As we all know, human tears are produced in the lacrimal gland, which is composed of thin tubular glands and ducts. This is an organ that secretes tears. Before people die, organs are gradually closed.

In addition to the gradual cessation of organs, various nerves in the human body are no longer controlled. As an organ of human body, lacrimal gland has been closed, so it can no longer secrete and store tears.

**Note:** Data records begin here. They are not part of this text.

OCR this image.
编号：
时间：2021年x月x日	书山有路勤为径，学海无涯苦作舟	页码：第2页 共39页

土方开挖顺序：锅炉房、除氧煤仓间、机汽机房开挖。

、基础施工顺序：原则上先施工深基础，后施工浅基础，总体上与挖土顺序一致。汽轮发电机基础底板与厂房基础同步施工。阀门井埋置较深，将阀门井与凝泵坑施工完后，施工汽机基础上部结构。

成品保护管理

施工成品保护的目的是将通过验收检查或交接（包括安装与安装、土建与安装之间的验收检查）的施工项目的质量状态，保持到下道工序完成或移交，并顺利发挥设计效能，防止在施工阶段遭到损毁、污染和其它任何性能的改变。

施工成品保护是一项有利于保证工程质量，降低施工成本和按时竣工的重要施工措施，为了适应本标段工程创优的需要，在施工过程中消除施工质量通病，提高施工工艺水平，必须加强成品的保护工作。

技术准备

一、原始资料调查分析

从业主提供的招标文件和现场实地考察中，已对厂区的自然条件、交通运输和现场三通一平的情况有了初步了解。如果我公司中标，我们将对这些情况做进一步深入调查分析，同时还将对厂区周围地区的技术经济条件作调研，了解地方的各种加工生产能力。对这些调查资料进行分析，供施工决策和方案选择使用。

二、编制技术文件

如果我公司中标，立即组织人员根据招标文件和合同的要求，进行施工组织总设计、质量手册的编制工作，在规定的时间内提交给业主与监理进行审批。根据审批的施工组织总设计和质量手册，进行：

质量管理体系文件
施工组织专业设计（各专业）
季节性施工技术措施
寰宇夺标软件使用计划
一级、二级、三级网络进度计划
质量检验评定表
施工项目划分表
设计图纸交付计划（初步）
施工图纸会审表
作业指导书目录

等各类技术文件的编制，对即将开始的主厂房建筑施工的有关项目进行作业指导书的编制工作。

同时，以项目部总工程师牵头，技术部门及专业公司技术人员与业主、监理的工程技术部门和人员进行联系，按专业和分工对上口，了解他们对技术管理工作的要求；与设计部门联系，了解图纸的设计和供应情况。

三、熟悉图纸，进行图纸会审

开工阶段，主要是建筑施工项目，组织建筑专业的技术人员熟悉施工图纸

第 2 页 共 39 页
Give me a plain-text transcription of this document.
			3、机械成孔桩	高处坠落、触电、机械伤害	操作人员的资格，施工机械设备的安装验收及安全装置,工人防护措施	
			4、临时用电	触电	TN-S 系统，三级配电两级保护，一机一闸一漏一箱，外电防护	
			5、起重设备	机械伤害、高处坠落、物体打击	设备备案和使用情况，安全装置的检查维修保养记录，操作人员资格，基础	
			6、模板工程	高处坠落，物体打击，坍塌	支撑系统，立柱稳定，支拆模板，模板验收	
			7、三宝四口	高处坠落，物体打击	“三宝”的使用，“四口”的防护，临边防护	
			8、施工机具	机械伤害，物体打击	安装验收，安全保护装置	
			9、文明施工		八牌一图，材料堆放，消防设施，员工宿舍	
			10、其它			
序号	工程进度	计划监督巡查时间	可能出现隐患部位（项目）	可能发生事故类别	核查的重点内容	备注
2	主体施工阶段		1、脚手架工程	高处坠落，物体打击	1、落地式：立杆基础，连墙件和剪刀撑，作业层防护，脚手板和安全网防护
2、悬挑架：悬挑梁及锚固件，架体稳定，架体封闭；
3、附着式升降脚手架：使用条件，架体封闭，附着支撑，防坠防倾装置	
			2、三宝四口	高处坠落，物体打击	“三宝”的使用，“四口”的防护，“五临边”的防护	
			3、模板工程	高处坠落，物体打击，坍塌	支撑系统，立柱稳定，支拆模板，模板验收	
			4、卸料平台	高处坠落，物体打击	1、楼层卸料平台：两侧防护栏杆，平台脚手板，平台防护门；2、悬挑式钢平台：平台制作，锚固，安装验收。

The nervous system responsible for diverting tears in the lacrimal gland has been shut down, and tears can no longer be stored normally. With the continuous enlargement of the pupil, the eye muscles are in a tight state.

At this time, the tears that cannot be stored will be squeezed out. In fact, this is a truth of laughter and tears. The rapid contraction of eye muscles will greatly lead to the secretion of tears by lacrimal glands.

Therefore, it is a normal physiological phenomenon for people to cry before they die. As for what I saw, I guess no one can answer this question.

Birth, old age, illness and death are natural laws, and everyone can't escape and avoid them. Some people will have a hunch and appear calm before they die. But most people can't face where you are going.

The topic of death is usually heavy and sad, but it is inevitable because of the law of life. No one can live forever, so we should treat death with a normal heart.

Many people want to know how people feel before they die. Or saw something? In fact, the answer will never be known. An American psychologist has studied this problem.

He studied the cases of 150 near-death experiencers and summarized the feelings of 14 people before they died. Just look at the content, no one can judge whether it is like that, and it is not really dead.

For example, some people say that they will have a strong sense of loneliness, but they cannot communicate with others. Others said that they could observe the body and even heard the doctor clearly declare death.

Any strange sounds, feelings of being invisible, etc. Although these feelings all come from near-death experiencers, there is an essential difference between experiencing life and death and real death.

No one can confirm whether these statements are correct, it can only be regarded as a speculation. But there is a scientific basis for people to cry before they die, not because of what they see.

How reluctant it is to come into this world crying! From ignorance, to teenagers, to youth, getting married and having children, taking care of the elderly, and being good at family planning, my ideals and dreams have come to an end. What kind of life do you want? What kind of life do you want? This time, I am dear, painful, bitter and tired. In the end, everything passed away like running water, and I was disillusioned in the long river of historical time and space. The world once had me, and the world never had me. Even if all my wishes in this life are realized, I will always stay, and I can't bear to part with it. After that, I left! Why not shed tears!

Come into this world with tears, leave this world with tears. At this time of life, ups and downs, decision is a kind of practice!